One can do little better than quote from some the comments and judgements in the IOM report: "Viewed by some as an anti-aging tonic, the growth in testosterone's reputation and increased use by men of all ages in the United States has outpaced the scientific evidence about its potential benefits and risks" (p. 11). "Experience with the use of postmenopausal hormone therapy in women and the growing body of scientific evidence about its risks and potential benefits provides an apt and timely example of the need for sustained analysis of short- and long-term effects of new treatments and the caution that must be exercised in widely prescribing drugs as preventive measures. In the meantime, clinicians are searching for therapies, and an enthusiastic and perhaps overly optimistic citizenry is eager to not only treat diseases associated with aging but also possibly delay the timing of their initial onset" (p. 163).

Testosterone Replacement Therapy (TRT): General and Adverse Effects (24)

Sexual: (a) In hypogonadal men: Primary effect appears to be central and on sexual desire (mediated by markedly increased fantasy), rather than peripheral on the genitalia; sleep-related erections are androgen-dependent as is the rigidity of those erections; androgens have no effect on visual erotic stimuli. (b) On eugonadal men: "It is assumed that (normal) men have plasma androgens at concentrations substantially higher than the threshold levels required for behavioral activation"; desire increased without change in sexual behavior (60).

Prostate: Increase in prostate size and in prostate-specific antigen (PSA), but the prostate remains within normal size for eugonadal men and the PSA within normal levels. "The possibility cannot be excluded that promotion of precursor lesions is stimulated by androgens; therefore, androgen substitution should not lead no [sic] superphysiological [sic] plasma levels of androgenic steroids." This warning must make clinicians especially vigilant in view of the fact that incidental prostate cancer is found in 10% of men undergoing surgery for an enlarged prostate. Some believe that a biopsy should be done before initiation of hormonal treatment.

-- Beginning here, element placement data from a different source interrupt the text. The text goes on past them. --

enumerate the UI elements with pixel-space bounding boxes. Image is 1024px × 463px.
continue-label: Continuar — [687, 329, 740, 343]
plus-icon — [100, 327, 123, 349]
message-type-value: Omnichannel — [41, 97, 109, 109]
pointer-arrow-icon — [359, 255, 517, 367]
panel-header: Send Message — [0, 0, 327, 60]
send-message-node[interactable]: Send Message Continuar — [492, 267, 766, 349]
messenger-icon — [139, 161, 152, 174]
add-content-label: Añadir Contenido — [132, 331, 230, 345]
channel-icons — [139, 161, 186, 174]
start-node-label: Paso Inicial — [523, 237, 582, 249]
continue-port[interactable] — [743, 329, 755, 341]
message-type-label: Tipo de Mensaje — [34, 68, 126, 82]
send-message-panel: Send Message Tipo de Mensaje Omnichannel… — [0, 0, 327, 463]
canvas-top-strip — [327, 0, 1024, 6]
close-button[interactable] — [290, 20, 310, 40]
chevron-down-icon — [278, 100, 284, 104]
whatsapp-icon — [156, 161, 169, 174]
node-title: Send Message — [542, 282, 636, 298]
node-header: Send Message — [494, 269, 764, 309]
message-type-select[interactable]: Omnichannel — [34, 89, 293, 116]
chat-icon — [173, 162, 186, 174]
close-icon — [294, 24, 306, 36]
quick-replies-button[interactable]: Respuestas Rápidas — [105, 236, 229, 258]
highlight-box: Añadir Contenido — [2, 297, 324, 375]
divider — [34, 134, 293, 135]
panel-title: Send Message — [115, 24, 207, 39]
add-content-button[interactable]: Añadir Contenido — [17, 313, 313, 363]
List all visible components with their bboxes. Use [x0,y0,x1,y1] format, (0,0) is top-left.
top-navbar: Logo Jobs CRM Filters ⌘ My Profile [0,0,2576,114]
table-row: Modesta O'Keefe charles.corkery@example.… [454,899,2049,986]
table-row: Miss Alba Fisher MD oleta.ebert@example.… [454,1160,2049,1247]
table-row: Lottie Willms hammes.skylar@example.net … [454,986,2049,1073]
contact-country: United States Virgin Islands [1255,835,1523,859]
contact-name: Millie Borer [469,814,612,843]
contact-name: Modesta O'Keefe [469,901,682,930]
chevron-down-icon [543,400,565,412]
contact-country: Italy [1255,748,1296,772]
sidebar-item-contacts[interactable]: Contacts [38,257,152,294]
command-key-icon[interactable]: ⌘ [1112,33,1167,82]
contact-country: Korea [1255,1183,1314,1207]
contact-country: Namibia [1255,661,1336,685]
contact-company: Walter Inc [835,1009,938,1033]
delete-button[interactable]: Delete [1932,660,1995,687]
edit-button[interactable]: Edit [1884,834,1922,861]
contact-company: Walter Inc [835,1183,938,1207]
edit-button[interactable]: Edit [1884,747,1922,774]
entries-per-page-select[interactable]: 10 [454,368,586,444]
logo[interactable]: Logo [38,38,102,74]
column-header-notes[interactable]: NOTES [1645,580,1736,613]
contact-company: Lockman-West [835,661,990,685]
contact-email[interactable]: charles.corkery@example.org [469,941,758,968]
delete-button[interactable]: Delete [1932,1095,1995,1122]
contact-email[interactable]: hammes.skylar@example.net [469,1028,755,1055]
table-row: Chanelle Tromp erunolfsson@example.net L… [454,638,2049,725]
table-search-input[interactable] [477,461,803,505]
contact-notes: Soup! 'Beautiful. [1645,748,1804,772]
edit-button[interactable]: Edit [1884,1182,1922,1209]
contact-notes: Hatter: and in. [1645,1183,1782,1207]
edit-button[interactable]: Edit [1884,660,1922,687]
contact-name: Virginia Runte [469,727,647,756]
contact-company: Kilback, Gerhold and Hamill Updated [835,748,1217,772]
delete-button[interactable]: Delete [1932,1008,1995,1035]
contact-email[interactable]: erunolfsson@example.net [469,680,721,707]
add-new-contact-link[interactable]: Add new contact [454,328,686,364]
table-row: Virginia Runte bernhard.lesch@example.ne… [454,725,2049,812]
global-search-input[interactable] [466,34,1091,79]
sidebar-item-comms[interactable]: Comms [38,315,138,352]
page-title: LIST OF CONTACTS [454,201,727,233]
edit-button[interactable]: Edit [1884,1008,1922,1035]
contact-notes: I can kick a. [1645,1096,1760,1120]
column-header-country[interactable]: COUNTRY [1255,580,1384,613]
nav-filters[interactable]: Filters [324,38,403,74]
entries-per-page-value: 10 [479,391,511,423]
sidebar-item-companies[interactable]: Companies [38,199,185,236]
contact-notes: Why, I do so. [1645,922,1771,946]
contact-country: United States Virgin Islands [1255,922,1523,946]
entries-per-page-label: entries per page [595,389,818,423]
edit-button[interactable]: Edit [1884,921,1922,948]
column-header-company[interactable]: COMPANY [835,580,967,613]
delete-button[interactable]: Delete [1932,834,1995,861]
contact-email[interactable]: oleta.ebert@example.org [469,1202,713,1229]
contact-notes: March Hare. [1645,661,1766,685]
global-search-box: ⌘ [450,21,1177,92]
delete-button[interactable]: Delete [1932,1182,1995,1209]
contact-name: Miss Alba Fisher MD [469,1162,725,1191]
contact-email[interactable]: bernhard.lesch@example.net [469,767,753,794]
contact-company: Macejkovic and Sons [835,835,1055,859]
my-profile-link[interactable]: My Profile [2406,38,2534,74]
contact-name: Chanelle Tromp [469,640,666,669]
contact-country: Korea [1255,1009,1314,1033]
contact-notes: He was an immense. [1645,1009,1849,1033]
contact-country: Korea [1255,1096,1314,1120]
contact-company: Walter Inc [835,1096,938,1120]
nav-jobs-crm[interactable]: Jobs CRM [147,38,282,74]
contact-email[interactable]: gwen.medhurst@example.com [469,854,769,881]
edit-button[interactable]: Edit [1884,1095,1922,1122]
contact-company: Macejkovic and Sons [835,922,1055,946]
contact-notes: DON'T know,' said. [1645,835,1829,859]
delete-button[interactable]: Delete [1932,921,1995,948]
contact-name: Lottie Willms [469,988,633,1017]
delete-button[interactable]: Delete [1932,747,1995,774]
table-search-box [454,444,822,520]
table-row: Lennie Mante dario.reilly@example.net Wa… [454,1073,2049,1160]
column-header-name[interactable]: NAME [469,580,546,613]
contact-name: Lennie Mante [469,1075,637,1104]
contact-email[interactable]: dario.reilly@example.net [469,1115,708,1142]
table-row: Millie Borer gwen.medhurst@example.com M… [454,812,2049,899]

Hematopoiesis: Stimulation of renal production of erythropoietin (by both T and DHT); evidence for a direct effect of androgens on erythropoietic stem cells; androgen receptors have been found in cultured erythroblasts. However, treatment with T does not always lead to problems with polycythemia.

Sleep apnea: Exacerbation of pre-existing sleep apnea; special attention should be given to men who are overweight, heavy smokers, or who have chronic obstructive lung disease.

Gynecomastia: Especially in men with liver or kidney disease.

Body composition: Decrease in body fat; increase in lean body mass; and change in some aspects of muscle strength.

Bone: Increase in bone density and slowing of bone turnover.

Mood and cognition: Improvement in spatial cognition; improvement in sense of well-being.

Body fluid and glucose metabolism: Fluid retention (resulting in worsening hypertension); peripheral edema; congestive heart failure; decrease in fasting blood glucose; decrease in insulin resistance.

Skin: Change in regulation of sebaceous glands and hair growth. Hyperprolactinemia

Depending on the cause, hyperprolactinemia can be treated medically or surgically.

When the etiology is a prolactin-secreting tumor of the pituitary gland (pro-lactinoma), then surgery becomes an option. The sooner such a diagnosis is made the better since 40% of patients already have visual field defects at the time of presentation.

Most commonly, hyperprolactinemia is treated medically by using dopa-mine D2 agonists such as bromocriptine initiated at 2.5 mg/day and titrated up to 25 mg/day, or cabergoline, a longer acting dopamine agonist, starting at 2.5 mg twice a week and increasing to 0.5 mg twice/week (22; p. 34-35). As psychosis is a side effect of bromocriptine it should be used with caution.